On a certain approach to quantum homogeneous spaces

TL;DR

This paper introduces a new framework for defining quantum homogeneous spaces that generalizes classical notions and encompasses various quantum cases, including non-quotient spaces and deformations, while excluding paradoxical examples.

Contribution

It provides a comprehensive and unifying definition of quantum homogeneous spaces that extends existing concepts and is compatible with multiple quantum group constructions.

Findings

Reduces to classical homogeneous spaces in the classical limit

Includes Vaes' quotient and Podles' non-quotient spaces

Rules out paradoxical non-compact quantum spaces

Abstract

We propose a definition of a quantum homogeneous space of a locally compact quantum group.
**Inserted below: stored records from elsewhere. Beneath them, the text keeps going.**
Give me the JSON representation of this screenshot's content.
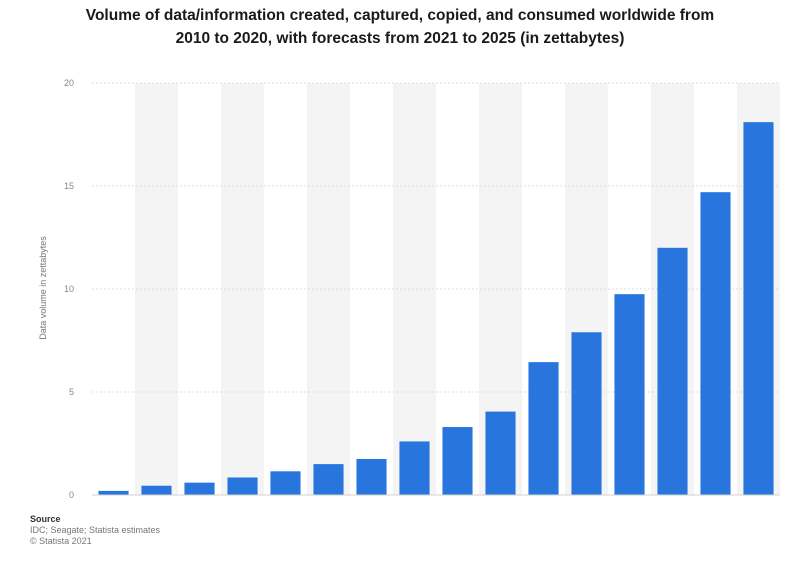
{
  "chart_data": {
    "type": "bar",
    "title": "Volume of data/information created, captured, copied, and consumed worldwide from 2010 to 2020, with forecasts from 2021 to 2025 (in zettabytes)",
    "title_lines": [
      "Volume of data/information created, captured, copied, and consumed worldwide from",
      "2010 to 2020, with forecasts from 2021 to 2025 (in zettabytes)"
    ],
    "xlabel": "",
    "ylabel": "Data volume in zettabytes",
    "ylim": [
      0,
      20
    ],
    "ytick_labels": [
      "0",
      "5",
      "10",
      "15",
      "20"
    ],
    "grid": true,
    "legend": "none",
    "bar_color": "#2876dd",
    "band_color": "#f4f4f4",
    "categories": [
      "",
      "",
      "",
      "",
      "",
      "",
      "",
      "",
      "",
      "",
      "",
      "",
      "",
      "",
      "",
      ""
    ],
    "values": [
      0.2,
      0.45,
      0.6,
      0.85,
      1.15,
      1.5,
      1.75,
      2.6,
      3.3,
      4.05,
      6.45,
      7.9,
      9.75,
      12.0,
      14.7,
      18.1
    ]
  },
  "source": {
    "heading": "Source",
    "lines": [
      "IDC; Seagate; Statista estimates",
      "© Statista 2021"
    ]
  }
}
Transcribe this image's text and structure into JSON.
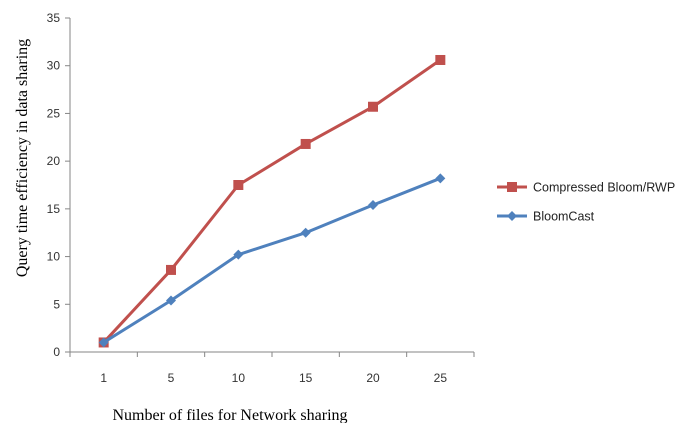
{
  "chart_data": {
    "type": "line",
    "title": "",
    "xlabel": "Number of files for Network sharing",
    "ylabel": "Query time efficiency in data sharing",
    "categories": [
      "1",
      "5",
      "10",
      "15",
      "20",
      "25"
    ],
    "ylim": [
      0,
      35
    ],
    "yticks": [
      0,
      5,
      10,
      15,
      20,
      25,
      30,
      35
    ],
    "grid": false,
    "legend_position": "right",
    "series": [
      {
        "name": "Compressed Bloom/RWP",
        "color": "#C0504D",
        "marker": "square",
        "values": [
          1.0,
          8.6,
          17.5,
          21.8,
          25.7,
          30.6
        ]
      },
      {
        "name": "BloomCast",
        "color": "#4F81BD",
        "marker": "diamond",
        "values": [
          1.0,
          5.4,
          10.2,
          12.5,
          15.4,
          18.2
        ]
      }
    ]
  }
}
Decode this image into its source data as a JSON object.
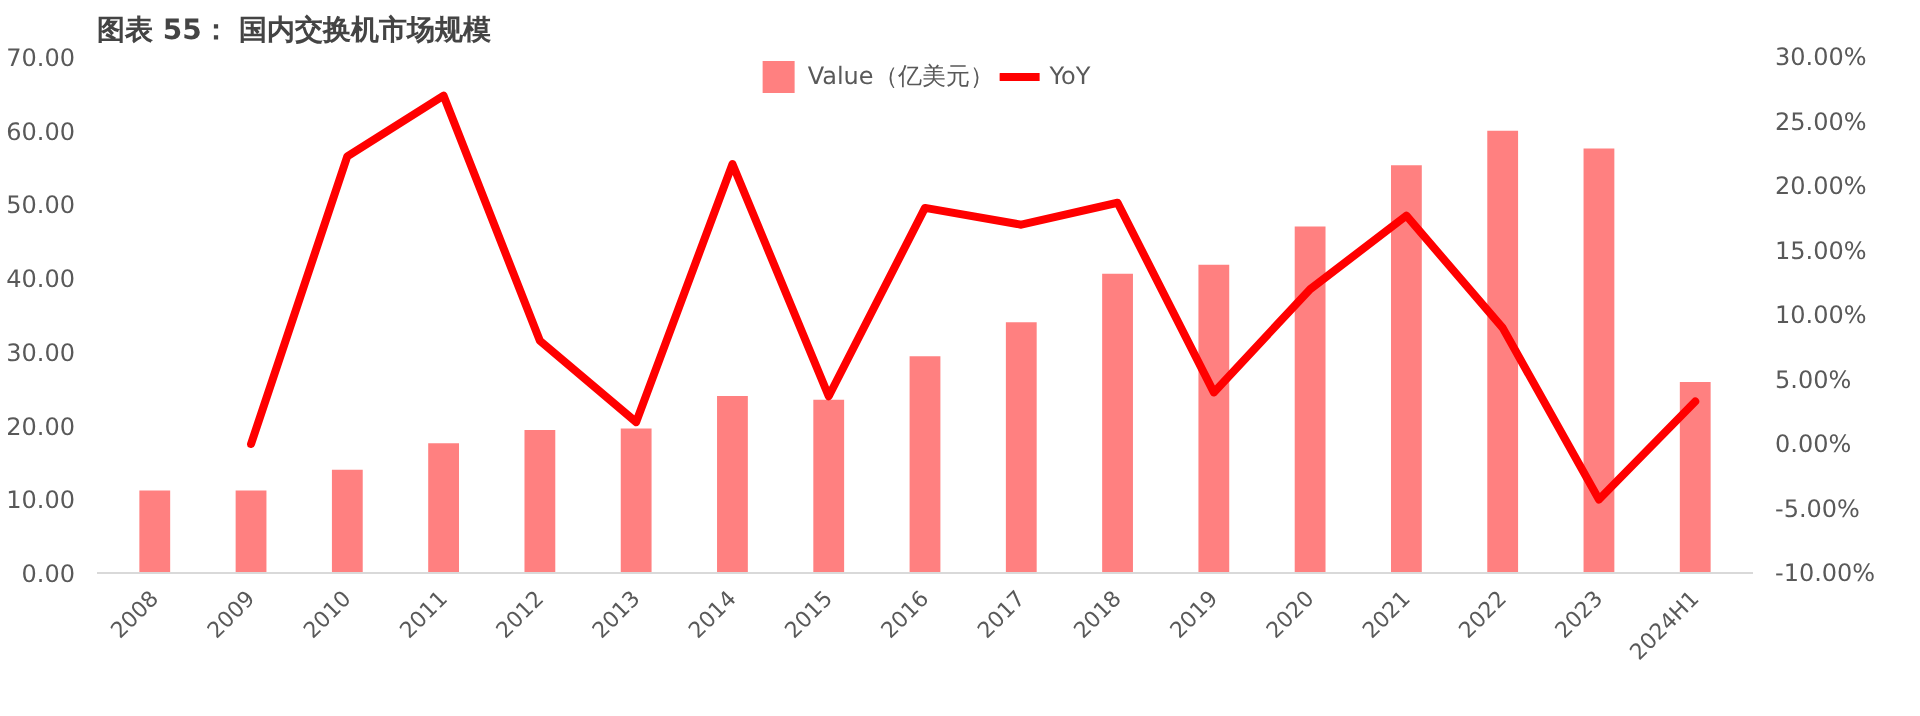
{
  "chart_data": {
    "type": "bar",
    "title": "图表 55： 国内交换机市场规模",
    "categories": [
      "2008",
      "2009",
      "2010",
      "2011",
      "2012",
      "2013",
      "2014",
      "2015",
      "2016",
      "2017",
      "2018",
      "2019",
      "2020",
      "2021",
      "2022",
      "2023",
      "2024H1"
    ],
    "series": [
      {
        "name": "Value（亿美元）",
        "color": "#ff8080",
        "values": [
          11.2,
          11.2,
          14,
          17.6,
          19.4,
          19.6,
          24,
          23.5,
          29.4,
          34,
          40.6,
          41.8,
          47,
          55.3,
          60,
          57.6,
          25.9
        ]
      },
      {
        "name": "YoY",
        "type": "line",
        "axis": "y2",
        "color": "#ff0000",
        "values": [
          null,
          0,
          22.3,
          27,
          8,
          1.7,
          21.7,
          3.7,
          18.3,
          17,
          18.7,
          4,
          12,
          17.7,
          9,
          -4.3,
          3.3
        ]
      }
    ],
    "ylim": [
      0,
      70
    ],
    "yticks": [
      {
        "value": 0,
        "label": "0.00"
      },
      {
        "value": 10,
        "label": "10.00"
      },
      {
        "value": 20,
        "label": "20.00"
      },
      {
        "value": 30,
        "label": "30.00"
      },
      {
        "value": 40,
        "label": "40.00"
      },
      {
        "value": 50,
        "label": "50.00"
      },
      {
        "value": 60,
        "label": "60.00"
      },
      {
        "value": 70,
        "label": "70.00"
      }
    ],
    "y2lim": [
      -10,
      30
    ],
    "y2ticks": [
      {
        "value": -10,
        "label": "-10.00%"
      },
      {
        "value": -5,
        "label": "-5.00%"
      },
      {
        "value": 0,
        "label": "0.00%"
      },
      {
        "value": 5,
        "label": "5.00%"
      },
      {
        "value": 10,
        "label": "10.00%"
      },
      {
        "value": 15,
        "label": "15.00%"
      },
      {
        "value": 20,
        "label": "20.00%"
      },
      {
        "value": 25,
        "label": "25.00%"
      },
      {
        "value": 30,
        "label": "30.00%"
      }
    ],
    "grid": false,
    "legend": "top",
    "line_style": "solid",
    "marker": "none"
  }
}
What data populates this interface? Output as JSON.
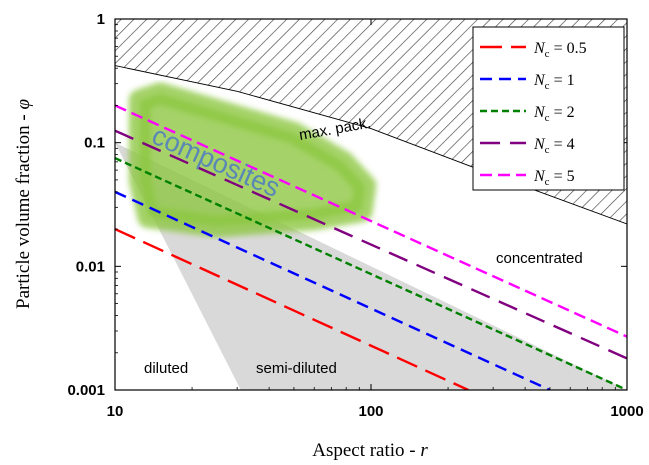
{
  "chart_data": {
    "type": "line",
    "xscale": "log",
    "yscale": "log",
    "xlim": [
      10,
      1000
    ],
    "ylim": [
      0.001,
      1
    ],
    "xlabel": "Aspect ratio - r",
    "ylabel": "Particle volume fraction - φ",
    "x_ticks": [
      {
        "value": 10,
        "label": "10"
      },
      {
        "value": 100,
        "label": "100"
      },
      {
        "value": 1000,
        "label": "1000"
      }
    ],
    "y_ticks": [
      {
        "value": 0.001,
        "label": "0.001"
      },
      {
        "value": 0.01,
        "label": "0.01"
      },
      {
        "value": 0.1,
        "label": "0.1"
      },
      {
        "value": 1,
        "label": "1"
      }
    ],
    "grid": false,
    "legend_position": "top-right",
    "series": [
      {
        "name": "Nc = 0.5",
        "sub": "c",
        "value": "0.5",
        "color": "#ff0000",
        "dash": "22 9",
        "x": [
          10,
          240
        ],
        "y": [
          0.02,
          0.001
        ]
      },
      {
        "name": "Nc = 1",
        "sub": "c",
        "value": "1",
        "color": "#0000ff",
        "dash": "12 7",
        "x": [
          10,
          500
        ],
        "y": [
          0.04,
          0.001
        ]
      },
      {
        "name": "Nc = 2",
        "sub": "c",
        "value": "2",
        "color": "#008000",
        "dash": "7 4",
        "x": [
          10,
          1000
        ],
        "y": [
          0.075,
          0.001
        ]
      },
      {
        "name": "Nc = 4",
        "sub": "c",
        "value": "4",
        "color": "#800080",
        "dash": "20 10",
        "x": [
          10,
          1000
        ],
        "y": [
          0.125,
          0.0018
        ]
      },
      {
        "name": "Nc = 5",
        "sub": "c",
        "value": "5",
        "color": "#ff00ff",
        "dash": "12 6",
        "x": [
          10,
          1000
        ],
        "y": [
          0.2,
          0.0027
        ]
      }
    ],
    "max_packing": {
      "x": [
        10,
        30,
        100,
        300,
        1000
      ],
      "y": [
        0.42,
        0.26,
        0.13,
        0.055,
        0.022
      ]
    },
    "diluted_boundary": {
      "x": [
        10,
        31
      ],
      "y": [
        0.1,
        0.001
      ]
    },
    "semi_diluted_boundary": {
      "x": [
        10,
        1000
      ],
      "y": [
        0.1,
        0.001
      ]
    },
    "regions": {
      "max_pack": "max. pack.",
      "concentrated": "concentrated",
      "semi_diluted": "semi-diluted",
      "diluted": "diluted",
      "composites": "composites"
    },
    "colors": {
      "hatch": "#444444",
      "gray_region": "#d9d9d9",
      "composites_fill": "#8cc63f",
      "composites_text": "#5a87b5"
    }
  }
}
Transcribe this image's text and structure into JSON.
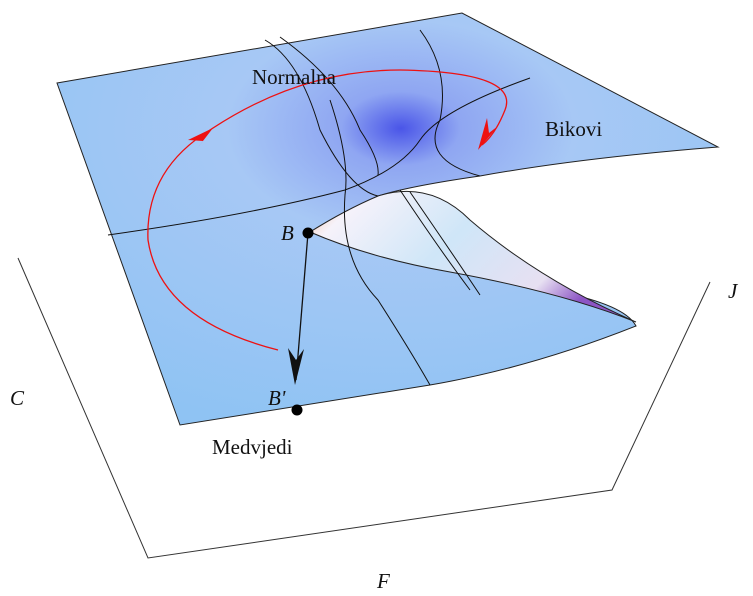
{
  "regions": {
    "top": "Normalna",
    "right": "Bikovi",
    "bottom": "Medvjedi"
  },
  "points": {
    "start": "B",
    "end": "B'"
  },
  "axes": {
    "left": "C",
    "right": "J",
    "bottom": "F"
  }
}
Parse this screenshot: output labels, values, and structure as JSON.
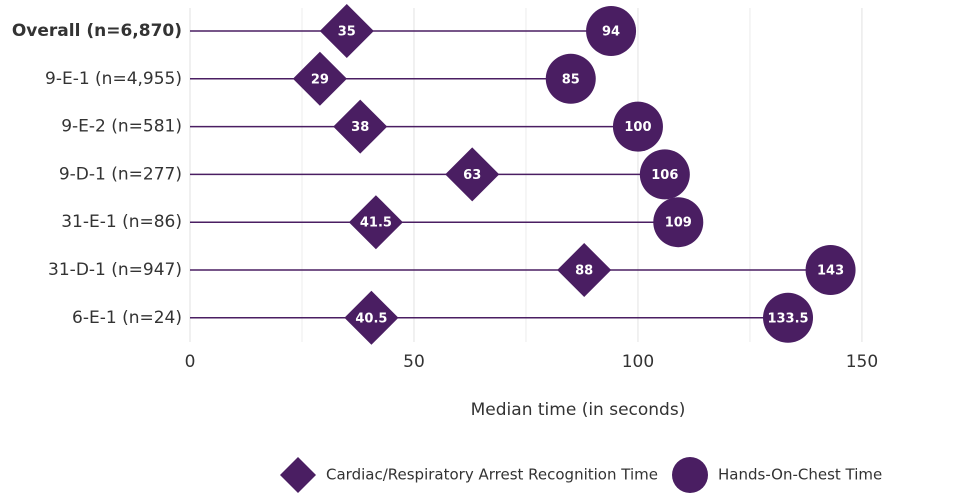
{
  "chart_data": {
    "type": "dumbbell",
    "categories": [
      "Overall (n=6,870)",
      "9-E-1 (n=4,955)",
      "9-E-2 (n=581)",
      "9-D-1 (n=277)",
      "31-E-1 (n=86)",
      "31-D-1 (n=947)",
      "6-E-1 (n=24)"
    ],
    "highlight_index": 0,
    "series": [
      {
        "name": "Cardiac/Respiratory Arrest Recognition Time",
        "marker": "diamond",
        "color": "#4a1e62",
        "values": [
          35,
          29,
          38,
          63,
          41.5,
          88,
          40.5
        ]
      },
      {
        "name": "Hands-On-Chest Time",
        "marker": "circle",
        "color": "#4a1e62",
        "values": [
          94,
          85,
          100,
          106,
          109,
          143,
          133.5
        ]
      }
    ],
    "xlabel": "Median time (in seconds)",
    "xlim": [
      0,
      171
    ],
    "xticks": [
      0,
      50,
      100,
      150
    ],
    "xminor_ticks": [
      25,
      75,
      125
    ],
    "grid": true,
    "legend": "bottom"
  }
}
We show that classically it reduces to the notion of a homogeneous spaces. On the quantum level our definition goes beyond the quotient case. It provides a framework which, besides the Vaes' quotient of a locally compact quantum group by its closed quantum subgroup (our main motivation) is also compatible with, generically non-quotient, quantum homogeneous spaces of a compact quantum group studied by P. Podles as well as the Rieffel deformation of G-homogeneous spaces. Finally, our definition rules out the paradoxical examples of the non-compact quantum homogeneous spaces of a compact quantum group.